# Credit Card Fraud EDA

Initial profiling of the `creditcard.csv` dataset to understand class imbalance, feature distributions, and data quality signals.

In [None]:
from pathlib import Path

import numpy as np
import pandas as pd
import matplotlib.pyplot as plt
import seaborn as sns

sns.set_theme(style="whitegrid")

DATA_PATH = Path("../../data/raw/creditcard_fraud/creditcard.csv").resolve()
DATA_PATH

In [None]:
df = pd.read_csv(DATA_PATH)
df.head()

In [None]:
df_shape = df.shape
df_types = df.dtypes.value_counts()

print("Shape:", df_shape)
df_types

In [None]:
numeric_summary = df.describe().T
numeric_summary.head()

In [None]:
missing = (df.isna().sum() / len(df)).sort_values(ascending=False)
missing[missing > 0]

In [None]:
class_counts = df['Class'].value_counts().rename({0: "Legit", 1: "Fraud"})
class_ratio = class_counts / class_counts.sum()
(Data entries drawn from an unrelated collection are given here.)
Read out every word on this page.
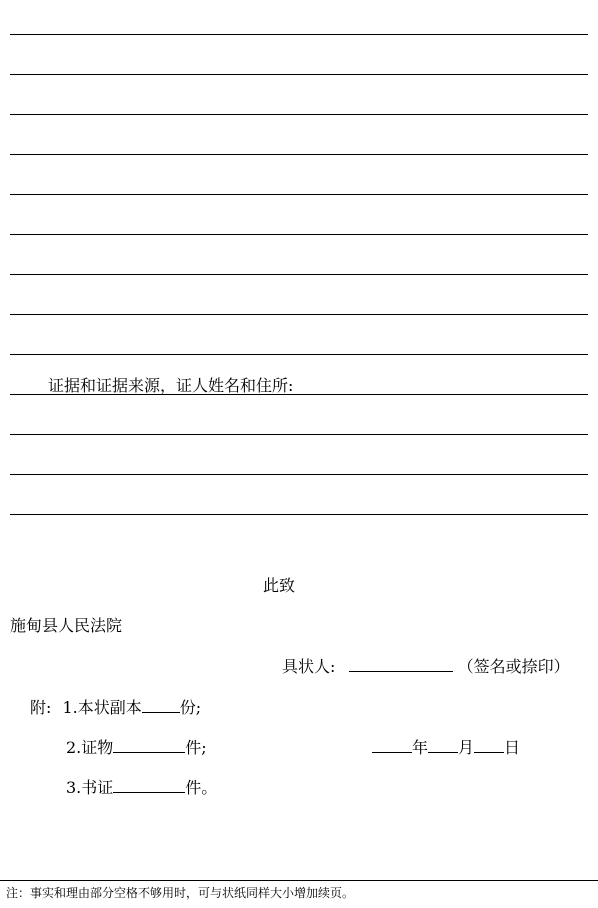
证据和证据来源，证人姓名和住所:
此致
施甸县人民法院
具状人:	（签名或捺印）
附: 1.本状副本 份;
2.证物	件;	年 月 日
3.书证	件。
注：事实和理由部分空格不够用时，可与状纸同样大小增加续页。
fig, ax = plt.subplots(1, 2, figsize=(10, 4))
class_counts.plot(kind='bar', ax=ax[0], color=["#2b8cbe", "#de2d26"])
ax[0].set_title("Transaction Count by Class")
ax[0].set_ylabel("Count")

class_ratio.plot(kind='bar', ax=ax[1], color=["#2b8cbe", "#de2d26"])
ax[1].set_title("Class Proportion")
ax[1].set_ylabel("Ratio")

plt.tight_layout()
plt.show()

class_counts, class_ratio

In [None]:
corr_matrix = df.drop(columns=['Class']).corr(method='pearson')
plt.figure(figsize=(12, 10))
sns.heatmap(corr_matrix, cmap='coolwarm', center=0)
plt.title('Correlation Heatmap (Features only)')
plt.show()

In [None]:
fig, axes = plt.subplots(3, 2, figsize=(12, 12))
sample_features = ['V1', 'V2', 'V3', 'V4', 'V5', 'Amount']

for ax, feature in zip(axes.flatten(), sample_features):
    sns.kdeplot(data=df, x=feature, hue='Class', common_norm=False, ax=ax, fill=True)
    ax.set_title(f'Distribution by Class: {feature}')

plt.tight_layout()
plt.show()

## Candidate Data Quality Checks

- Class label presence (`Class` should only contain 0 or 1).
- No missing values across numeric features.
- Transaction `Amount` must be non-negative.
- Feature ranges should stay within observed bounds (flag drift).
- Class imbalance ratio monitoring to detect ingestion issues.